A total of seven SNPs formed six haplotypes, but after excluding four with very low frequencies (< 5%), only haplotypes T-del-G-G-C-G-G and T-insT-T-G-C-G-C remained. Therefore, the haplotype multiple test threshold after Bonferroni correction was 0.05/2 = 0.025. We found a significant difference in the haplotype frequency distribution of T-del-G-G-C-G-G between case and control groups (Additional file 2), with p values of 0.005. Specifically, the frequency of haplotype T-del-G-G-C-G-G in the case group (77.8%) was much higher than in the control group (70.9%), increasing the disease risk (OR = 1.442, 95% CI: 1.116–1.862). Haplotype T-insT-T-G-C-G-C was not related to schizophrenia.

Comparing the LUC/TK values of the two haplotypes (Fig. 4), we found that the relative fluorescence intensity of the recombinant vector T-del-G-G-C-G-G was higher than T-T-T-G-C-G-C in HEK-293 cells. However, the difference was not statistically significant (p = 0.178). In SK-N-SH cells, no statistical difference in relative fluorescence intensity was found between the recombinant vectors T-del-G-G-C-G-G and T-T-T-G-C-G-C (p = 0.956).

Fig. 4
figure4

Relative fluorescence intensity of two different recombinant haplotypes in HEK-293 and SK-N-SH cells. a and b represent the relative fluorescence intensity (LUC/TK values) of two haplotypes in HEK-293 cells and SK-N-SH cells, respectively. Del-G-G represents the haplotype T-del-G-G-C-G-G; T-T-C represents the haplotype T-insT-T-G-C-C. There was no significant difference in relative fluorescence intensities between the T-del-G-G-C-G-G and T-insT-T-G-C-G-C haplotypes in HEK-293 (p = 0.178) or SK-N-SH cells (p = 0.959)

Discussion

In the present study, we examined the association between the GRIN1 gene and the risk of schizophrenia in a northern Chinese Han population. Using Sanger DNA sequencing, we detected seven SNPs, including rs112421622 (− 2019 T/C), rs138961287 (− 1962--1961insT), rs117783907 (−1945G/T), rs181682830 (−1934G/A), rs7032504 (-1742C/T), rs144123109 (−1140G/A) and rs11146020 (−855G/C). Novel mutations were not detected.

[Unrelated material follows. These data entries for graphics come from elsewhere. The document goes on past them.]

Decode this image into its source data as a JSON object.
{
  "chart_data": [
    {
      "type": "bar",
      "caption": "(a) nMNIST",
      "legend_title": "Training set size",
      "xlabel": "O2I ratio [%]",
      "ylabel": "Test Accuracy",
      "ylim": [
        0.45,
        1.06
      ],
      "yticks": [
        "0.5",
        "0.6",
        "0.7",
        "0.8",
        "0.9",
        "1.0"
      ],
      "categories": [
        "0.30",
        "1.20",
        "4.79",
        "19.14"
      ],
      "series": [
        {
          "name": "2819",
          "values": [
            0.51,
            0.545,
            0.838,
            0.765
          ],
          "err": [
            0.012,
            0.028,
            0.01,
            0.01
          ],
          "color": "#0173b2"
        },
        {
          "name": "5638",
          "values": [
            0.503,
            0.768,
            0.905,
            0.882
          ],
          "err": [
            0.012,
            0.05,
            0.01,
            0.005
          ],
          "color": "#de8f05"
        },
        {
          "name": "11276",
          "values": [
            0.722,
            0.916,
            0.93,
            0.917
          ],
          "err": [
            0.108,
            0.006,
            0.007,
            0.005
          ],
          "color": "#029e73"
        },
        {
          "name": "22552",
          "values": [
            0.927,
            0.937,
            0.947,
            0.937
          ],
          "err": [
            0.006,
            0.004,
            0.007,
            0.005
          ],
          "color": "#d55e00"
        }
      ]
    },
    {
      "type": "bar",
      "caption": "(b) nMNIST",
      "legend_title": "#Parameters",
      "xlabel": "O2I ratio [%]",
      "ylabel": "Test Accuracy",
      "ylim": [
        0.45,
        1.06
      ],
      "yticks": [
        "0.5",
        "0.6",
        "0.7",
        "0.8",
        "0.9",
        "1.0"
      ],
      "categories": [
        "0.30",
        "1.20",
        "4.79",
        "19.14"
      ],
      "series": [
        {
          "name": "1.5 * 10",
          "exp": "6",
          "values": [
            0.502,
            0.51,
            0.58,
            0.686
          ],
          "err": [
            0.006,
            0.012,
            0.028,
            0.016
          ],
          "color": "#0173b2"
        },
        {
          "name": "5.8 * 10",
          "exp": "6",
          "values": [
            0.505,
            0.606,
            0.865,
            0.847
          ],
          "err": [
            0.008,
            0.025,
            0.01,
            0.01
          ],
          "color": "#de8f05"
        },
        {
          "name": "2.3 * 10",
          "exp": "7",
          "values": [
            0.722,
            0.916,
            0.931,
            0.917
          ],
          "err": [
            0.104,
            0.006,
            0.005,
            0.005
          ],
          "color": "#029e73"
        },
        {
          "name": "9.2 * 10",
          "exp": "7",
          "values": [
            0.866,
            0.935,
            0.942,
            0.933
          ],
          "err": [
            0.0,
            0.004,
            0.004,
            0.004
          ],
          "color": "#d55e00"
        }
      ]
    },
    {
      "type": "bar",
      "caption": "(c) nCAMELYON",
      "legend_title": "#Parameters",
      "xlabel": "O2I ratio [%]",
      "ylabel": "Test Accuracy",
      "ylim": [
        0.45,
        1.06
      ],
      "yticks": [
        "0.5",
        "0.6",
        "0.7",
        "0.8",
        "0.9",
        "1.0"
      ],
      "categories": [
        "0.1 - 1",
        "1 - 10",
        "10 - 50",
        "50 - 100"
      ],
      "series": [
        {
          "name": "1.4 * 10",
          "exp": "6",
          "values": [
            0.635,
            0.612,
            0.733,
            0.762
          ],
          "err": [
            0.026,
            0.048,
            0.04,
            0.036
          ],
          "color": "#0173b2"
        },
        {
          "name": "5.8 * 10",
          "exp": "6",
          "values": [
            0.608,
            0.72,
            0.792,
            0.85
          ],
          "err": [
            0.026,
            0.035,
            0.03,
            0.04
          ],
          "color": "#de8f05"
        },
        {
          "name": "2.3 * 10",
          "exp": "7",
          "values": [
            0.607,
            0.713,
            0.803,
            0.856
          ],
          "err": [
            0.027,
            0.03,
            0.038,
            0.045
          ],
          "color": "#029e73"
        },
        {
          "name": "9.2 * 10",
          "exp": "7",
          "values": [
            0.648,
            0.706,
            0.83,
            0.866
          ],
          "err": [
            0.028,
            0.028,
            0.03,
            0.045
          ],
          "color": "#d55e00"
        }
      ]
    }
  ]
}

Both genotype and allele distribution of rs117783907 (−1945G/T) were significantly different between the case and control groups (p < 0.0083). The genotype frequencies of rs138961287 (− 1962--1961insT) and rs11146020 (−855G/C) were statistically different between the case and control groups (p < 0.05), indicating that rs138961287 (− 1962--1961insT), rs117783907 (−1945G/T) and rs11146020 (−855G/C) are related to schizophrenia. Another association study in a northern Chinese Han population reported that the C allele frequency of rs11146020 reduced the risk of schizophrenia [19], although this allele was reported to be associated with schizophrenia as a risk factor in an Italian population [20]. Furthermore, a meta-analysis [21] suggested that the C variation allele of rs11146020 might be associated with an increased risk for developing schizophrenia.

The risk of developing psychosis increases with the accumulation of many genetic risk variants and exposure to multiple adverse environmental factors [22]. In different ethnic groups, the effects of environmental and genetic factors and their interactions on the risk of disorders may vary [21]. It has been shown that some genetic polymorphisms might be associated with altered risk in schizophrenia [23] and immune system diseases among different ethnicities [24,25,26]. Interestingly, recent evidence suggests that patients with schizophrenia might display signs of typical autoimmune processes associated with impaired functioning of microRNAs [27]. Thus, the opposite effect of this same C allele of rs11146020 (−855G/C) on schizophrenia in different ethnic groups is likely due to genetic heterogeneity.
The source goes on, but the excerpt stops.